Courtesy of Arthur Chang (siliconvalleysousvide.blogspot.com)
1 whole chicken (giblets removed)
3 coins fresh ginger, sliced julienne
4 cloves garlic, peeled and smashed
3 scallions, cut in 2” (5 cm) pieces
2 star anise
1 cinnamon stick
1/2 cup (120 ml) dark soy sauce
1 tablespoon (15 ml) Shao Xing wine
1 teaspoon (5 ml) ground white pepper
1/4 cup (48 g) sugar
3 cups (720 ml) water
1 or 2 additional chopped fresh scallions for garnish
(You’ll also need a heavy meat cleaver.)
1. Fill and preheat the SousVide Supreme or Demi to 148F/ 64.5C.
2. In a large bowl, make a marinade by combining all ingredients, except chicken, stirring until the sugar is dissolved.
3. For vacuum sealing:
a. Put the chicken into a large (gallon/ 3.8 l) vacuum sealable pouch for sealing with a chamber vacuum sealer, pour the marinade over the chicken, and vacuum seal.
b. Put the chicken into a large (gallon/3.8 l) zip closure cooking pouch, pour the marinade over the chicken, filling the cavity, and seal using the displacement method (Archimedes Principle).
4. Submerge the pouch(es) in the water oven to cook for 5 hours (to ensure the whole chicken is well cooked.)

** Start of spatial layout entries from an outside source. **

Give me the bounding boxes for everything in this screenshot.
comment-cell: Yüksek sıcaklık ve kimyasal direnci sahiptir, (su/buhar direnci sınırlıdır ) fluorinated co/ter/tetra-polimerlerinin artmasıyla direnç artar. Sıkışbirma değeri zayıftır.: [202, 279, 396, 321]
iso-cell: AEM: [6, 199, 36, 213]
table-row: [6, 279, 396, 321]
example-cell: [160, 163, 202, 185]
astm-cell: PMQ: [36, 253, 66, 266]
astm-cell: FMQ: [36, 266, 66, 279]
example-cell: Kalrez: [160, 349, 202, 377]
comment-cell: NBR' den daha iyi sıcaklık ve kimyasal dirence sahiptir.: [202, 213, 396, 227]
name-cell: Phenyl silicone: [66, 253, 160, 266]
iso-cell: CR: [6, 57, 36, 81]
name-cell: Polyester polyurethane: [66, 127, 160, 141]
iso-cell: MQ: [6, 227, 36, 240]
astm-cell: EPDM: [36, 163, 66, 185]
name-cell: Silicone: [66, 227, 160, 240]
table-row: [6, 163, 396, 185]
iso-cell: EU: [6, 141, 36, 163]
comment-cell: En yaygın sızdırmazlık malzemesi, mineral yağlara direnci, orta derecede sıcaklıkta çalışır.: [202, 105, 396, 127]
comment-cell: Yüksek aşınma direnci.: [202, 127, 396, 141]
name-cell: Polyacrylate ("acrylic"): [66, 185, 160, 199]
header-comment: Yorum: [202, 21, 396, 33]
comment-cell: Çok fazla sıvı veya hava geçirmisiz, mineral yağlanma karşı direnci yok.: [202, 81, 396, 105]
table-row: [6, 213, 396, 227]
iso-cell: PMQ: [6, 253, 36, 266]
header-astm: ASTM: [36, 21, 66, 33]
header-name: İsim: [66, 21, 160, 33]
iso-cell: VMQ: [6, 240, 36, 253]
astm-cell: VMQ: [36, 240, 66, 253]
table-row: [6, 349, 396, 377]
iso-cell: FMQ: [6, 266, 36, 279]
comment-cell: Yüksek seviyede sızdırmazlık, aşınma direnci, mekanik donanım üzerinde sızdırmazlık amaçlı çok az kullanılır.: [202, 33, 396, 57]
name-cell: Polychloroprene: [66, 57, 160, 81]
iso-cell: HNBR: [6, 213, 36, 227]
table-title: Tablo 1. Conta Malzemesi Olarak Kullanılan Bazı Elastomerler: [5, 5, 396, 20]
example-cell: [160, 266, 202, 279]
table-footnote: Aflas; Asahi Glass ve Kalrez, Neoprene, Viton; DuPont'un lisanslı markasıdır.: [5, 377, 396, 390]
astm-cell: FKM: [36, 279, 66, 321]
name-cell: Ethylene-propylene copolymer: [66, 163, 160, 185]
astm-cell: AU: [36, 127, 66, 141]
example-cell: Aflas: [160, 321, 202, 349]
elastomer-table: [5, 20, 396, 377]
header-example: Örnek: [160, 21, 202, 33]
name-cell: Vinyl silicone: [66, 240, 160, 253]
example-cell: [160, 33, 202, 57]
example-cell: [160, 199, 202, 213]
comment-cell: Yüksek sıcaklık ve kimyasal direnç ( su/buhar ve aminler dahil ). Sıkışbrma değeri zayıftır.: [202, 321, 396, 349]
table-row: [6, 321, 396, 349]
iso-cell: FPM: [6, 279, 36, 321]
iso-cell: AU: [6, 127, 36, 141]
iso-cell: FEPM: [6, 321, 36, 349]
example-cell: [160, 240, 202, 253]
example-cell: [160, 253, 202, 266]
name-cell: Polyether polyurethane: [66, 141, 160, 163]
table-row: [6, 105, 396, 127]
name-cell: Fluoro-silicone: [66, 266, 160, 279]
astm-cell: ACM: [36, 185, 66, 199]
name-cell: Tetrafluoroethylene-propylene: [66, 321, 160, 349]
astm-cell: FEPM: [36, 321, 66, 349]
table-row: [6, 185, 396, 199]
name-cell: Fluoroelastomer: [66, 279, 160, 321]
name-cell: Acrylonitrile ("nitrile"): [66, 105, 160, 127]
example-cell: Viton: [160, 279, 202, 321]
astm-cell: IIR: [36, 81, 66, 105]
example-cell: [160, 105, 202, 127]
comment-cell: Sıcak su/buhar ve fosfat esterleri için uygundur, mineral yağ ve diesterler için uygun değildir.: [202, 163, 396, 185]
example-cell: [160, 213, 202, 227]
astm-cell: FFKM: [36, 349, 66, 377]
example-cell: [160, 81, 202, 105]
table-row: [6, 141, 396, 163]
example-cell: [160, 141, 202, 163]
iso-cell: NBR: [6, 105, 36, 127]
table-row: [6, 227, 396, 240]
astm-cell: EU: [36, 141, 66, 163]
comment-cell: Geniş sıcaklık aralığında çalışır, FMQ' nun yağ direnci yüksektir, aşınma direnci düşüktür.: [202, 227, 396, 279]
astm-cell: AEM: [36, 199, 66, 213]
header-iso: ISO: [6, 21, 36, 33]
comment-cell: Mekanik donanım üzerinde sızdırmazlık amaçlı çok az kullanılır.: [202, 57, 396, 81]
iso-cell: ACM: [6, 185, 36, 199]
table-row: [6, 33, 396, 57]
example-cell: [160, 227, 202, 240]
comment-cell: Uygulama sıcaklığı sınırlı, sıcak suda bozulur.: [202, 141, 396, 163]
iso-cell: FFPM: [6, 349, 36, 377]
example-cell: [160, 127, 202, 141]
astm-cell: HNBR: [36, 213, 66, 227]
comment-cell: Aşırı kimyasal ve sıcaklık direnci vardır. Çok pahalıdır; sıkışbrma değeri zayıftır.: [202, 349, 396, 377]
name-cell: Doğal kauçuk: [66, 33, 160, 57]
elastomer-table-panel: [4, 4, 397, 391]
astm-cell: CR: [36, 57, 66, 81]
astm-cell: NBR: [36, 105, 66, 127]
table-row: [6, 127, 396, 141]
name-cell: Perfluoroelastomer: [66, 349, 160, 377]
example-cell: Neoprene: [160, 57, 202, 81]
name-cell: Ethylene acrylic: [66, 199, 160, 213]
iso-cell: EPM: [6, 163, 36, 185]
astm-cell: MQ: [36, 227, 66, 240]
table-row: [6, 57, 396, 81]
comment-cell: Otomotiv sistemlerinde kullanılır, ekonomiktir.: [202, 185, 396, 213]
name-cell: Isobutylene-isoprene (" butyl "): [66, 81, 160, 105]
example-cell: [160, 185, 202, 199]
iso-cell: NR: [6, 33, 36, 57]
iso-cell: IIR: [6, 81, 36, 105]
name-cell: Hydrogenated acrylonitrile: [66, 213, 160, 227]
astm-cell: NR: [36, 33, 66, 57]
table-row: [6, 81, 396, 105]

5. Remove chicken from the water bath and let stand (in the pouch) for 10 minutes. (Meanwhile ready your large cutting board and heavy meat cleaver.)
6. To cut the chicken up for the traditional presentation:
a. Remove the chicken from the pouch, reserving some of the liquid for sauce.
b. Separate the legs and wings from the body at the joints.
c. Using you cleaver, CAREFULLY chop the legs and wings into small pieces, chopping right through the bones. (BE CAREFUL!)
d. Separate the breasts from the backbone by cutting horizontally from the bottom of the chicken to the neck on either side with poultry shears.
e. Cut down through the breastbone to separate the breasts and chop them into pieces with the cleaver.
7. Strain the pouch juices into a sauce pan and warm over medium heat on the stove
8. For plating, arrange dark meat on the serving platter, place the breast meat on top, drizzle on the sauce made from the pouch juices, and garnish with the scallions.